Now the enjoyment of this happiness in worldly things is mainly hindered, as we can all see, by the necessity of labour and of death. The difficulty of providing for our bodily wants obliges us to labour; we can neither be fed nor clothed without exertion; without such a degree of exertion as exceeds the limits of natural and agreeable exercise. This necessity bearing alike upon both sexes, although in a different way; imposing upon the one labour and anxiety abroad, on the other labour and anxiety at home in the care of a family; manifestly has a tendency not only to abridge what are commonly called the comforts and enjoyments of life, but also, by denying us leisure, interferes no less certainly with the gratification of our understandings by the pursuit of knowledge. We see that the great bulk of mankind have no leisure to improve themselves to any high degree intellectually. But again, when man was sentenced to death, it implied that his body and all his faculties should have a natural tendency to decay and wear out

after a certain time.

Adam may have lived many years after the Fall, yet it is no less true, that the work of death began in him from the very moment when the sentence was uttered that he should die. And so in us all, though we may live out our full term of fourscore years, yet death is working in us, in some measure, from the very hour that we are born. It is true, that when we compare one part of our life with another, it may be said, as I observed not long since, that life is working in the young in comparison with the old; there is in youth undoubtedly so much of growth and vigour. Yet even in youth there are signs of death's working; the disorders which befall infancy and childhood, even the occasional pains, sicknesses, weaknesses, to which the healthiest body is liable, all show that this wonderful machine of our earthly frames is not designed to last for ever; that it has tendencies to decay and disorder which cannot even be delayed for fourscore years without much self-restraint and care. Now this construction of our bodies necessarily limits our powers of enjoyment, no less in mind than in body. Even had we leisure to follow after knowledge to our heart's desire, yet the very imperfections of our bodily frames oblige us to moderate our pursuit of it, or else often cut us off in the midst of it. Thus the span of human wisdom is necessarily limited; for if we so redouble our efforts as to anticipate in

middle life the full wisdom and knowledge of age, yet these very efforts are in themselves exhausting, and only bring on earlier the period of decay. I may also mention that most painful consciousness which must beset us all, that at that period of life when we have begun to collect large stores of experience and knowledge, when our faculties are at the highest from full exercise, and we have at last gained large materials to enable them to advance yet further, precisely at that time the course of decay begins, and the added experience of longer life is more than counterbalanced by the gradual weakening of the faculties, so that we actually live to see our grasp upon truth become less and less firm, and our distance from perfect intellectual happiness become actually every year greater and greater.
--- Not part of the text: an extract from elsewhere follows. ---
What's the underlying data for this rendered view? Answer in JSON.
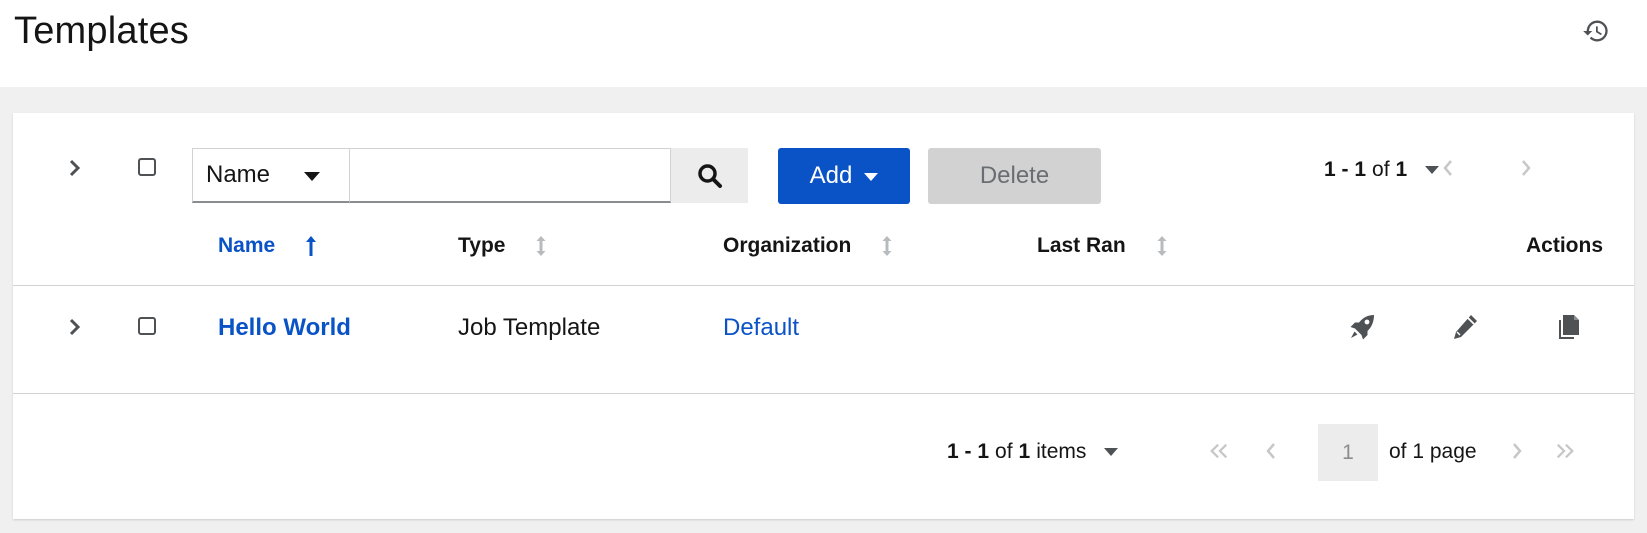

So surely does that imperfect and mixed state of the outward world which obliges us to labour, and that doom of death upon ourselves which is all our life long making preparations for its full execution, render it actually impossible for mankind as a body to find happiness in God's creatures, if they will not seek it in Him. These are things which it does not appear that any power or art of man can remove; the very increase of the numbers of mankind being in itself a constant provision to keep up the necessity of labour. And thus considered, as every day and every hour show

us how really the sentence recorded in Genesis is actually pressing upon us all, so we shall understand how exactly calculated it is to effect its object; and we shall gain a true notion of those points in the constitution of things which some have cavilled at, while others have been so foolish as to deny their existence, if we view them, not as an arrangement of the Divine benevolence to produce happiness, but rather as an appointment of Divine justice purposely made to render the earthly happiness of sinful creatures a thing impossible.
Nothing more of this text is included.